Monthly Integrated Survey of Selected Industries shows that the volume of production index rose by 8.2 percent in April, a reversal of the 1.3 percent contraction registered in the same month last year.
The value of production index also grows by 10.7 percent, marking a significant improvement compared to the growth rate of six percent in March and five percent in April 2022.
However, the average capacity utilization rate for the month was recorded at 72.4 percent, slightly lower than the previous month's rate of 73.2 percent.
Factory output hits three-month high
At a glance
The Philippine Statistics Auto Authority (PSA) reported that local factory output growth reached its highest level in three months, propelled by the expansion in food products, transport equipment, and other non-metallic minerals.
Based on the preliminary results of the PSA Monthly Integrated Survey of Selected Industries (MISSI), the volume of production index (VoPI) rose by 8.2 percent in April, a reversal of the 1.3 percent contraction registered in the same month last year.
April VoPI growth was also the highest in three months, or since the 10.4 percent expansion in January.
MISSI is a study conducted by the PSA that aims to provide timely and relevant information about the performance of growth-oriented industries.
The survey gathers data from manufacturing establishments that belong to the top 500 corporations in the country, serving as an indicator of the manufacturing sector's overall health.
PSA data showed that the top three divisions that significantly contributed to the annual increase in manufacturing output were the manufacture of food products, which recorded a substantial growth rate of 14.7 percent.
This was followed by transport equipment, which saw a robust growth rate of 38 percent, and other non-metallic mineral products with a growth rate of 15.7 percent.
In addition to these top performers, growth was also observed in other sectors, such as printing and reproduction of recorded media, which surged by 50.5 percent, basic metals by 29.3 percent, repair and installation of machinery and equipment at 27.1 percent.
Electrical equipment also grew by 19 percent, while wood, bamboo, cane, and rattan, showed a growth rate of 16.9 percent. The sector of coke and refined petroleum also saw a growth rate of 15.3 percent.
Meanwhile, the manufacturing sectors that saw significant contractions were the manufacture of wearing apparel, which took the hardest hit at -35.6 percent, followed by chemical and chemical products with -30.4 percent.
Likewise, furniture dropped 21.5 percent, tobacco products with -19.1 percent, and computer, electronic, and optical products with -13.5 percent.

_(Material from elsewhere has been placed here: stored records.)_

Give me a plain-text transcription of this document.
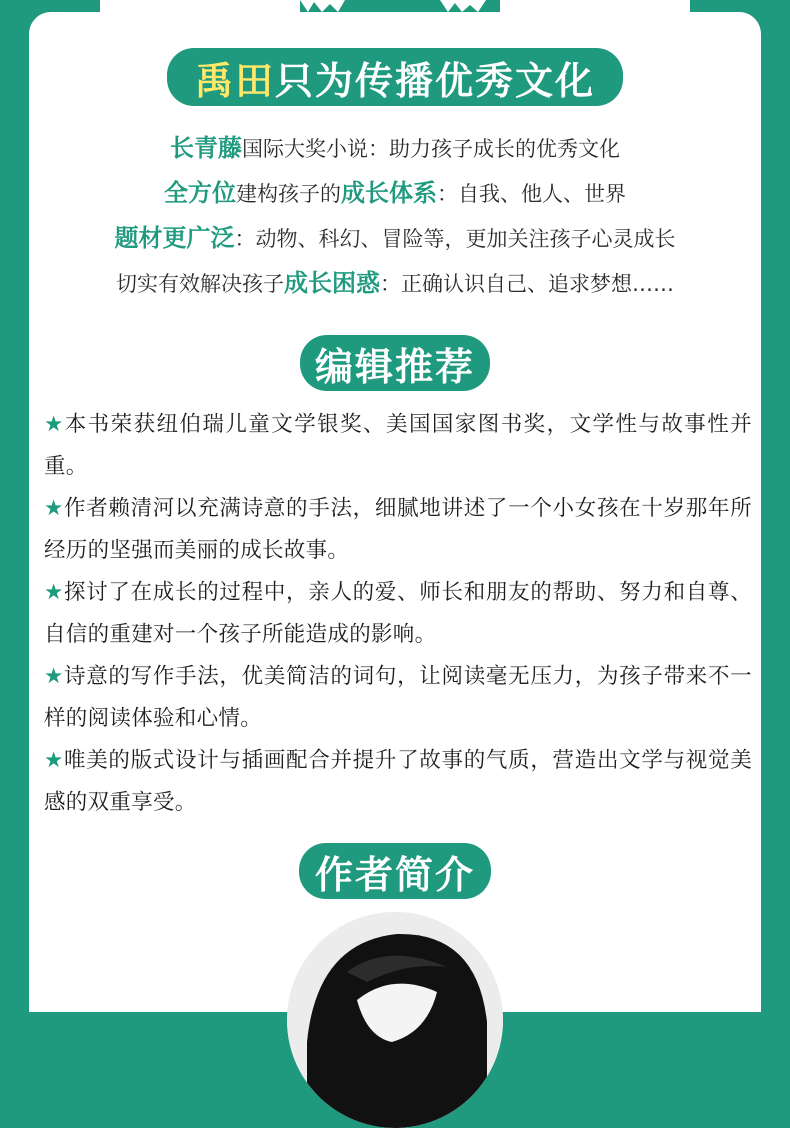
禹田 只为传播优秀文化
长青藤国际大奖小说：助力孩子成长的优秀文化
全方位建构孩子的成长体系：自我、他人、世界
题材更广泛：动物、科幻、冒险等，更加关注孩子心灵成长
切实有效解决孩子成长困惑：正确认识自己、追求梦想……
编辑推荐
★本书荣获纽伯瑞儿童文学银奖、美国国家图书奖，文学性与故事性并重。
★作者赖清河以充满诗意的手法，细腻地讲述了一个小女孩在十岁那年所经历的坚强而美丽的成长故事。
★探讨了在成长的过程中，亲人的爱、师长和朋友的帮助、努力和自尊、自信的重建对一个孩子所能造成的影响。
★诗意的写作手法，优美简洁的词句，让阅读毫无压力，为孩子带来不一样的阅读体验和心情。
★唯美的版式设计与插画配合并提升了故事的气质，营造出文学与视觉美感的双重享受。
作者简介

The average capacity utilization rate for the month was recorded at 72.4 percent, slightly lower than the previous month's rate of 73.2 percent.
Among manufacturing establishments, 24 percent operated at full capacity, while 38.1 percent operated at below 70 percent capacity.
On the other hand, the value of production index (VaPI) grew by 10.7 percent in April, marking a significant improvement compared to the growth rate of six percent in March and five percent in April 2022.
Last June 1, S&P Global also reported that factory activity in the country expanded further amid a quicker improvement in operating conditions of manufacturers following an eight-month low growth in April,
The Philippines’ S&P Global manufacturing purchasing managers' index (PMI), a composite single-figure indicator of manufacturing performance, rose to 52.2 in May from 51.4 in the previous month.
According to S&P Global, the latest headline figure extended the current run of expansion to 16 consecutive months and posted above the average recorded over the series history to indicate a solid upturn.
S&P Global attributed the robust growth to better operating conditions across the goods-producing sector in the country.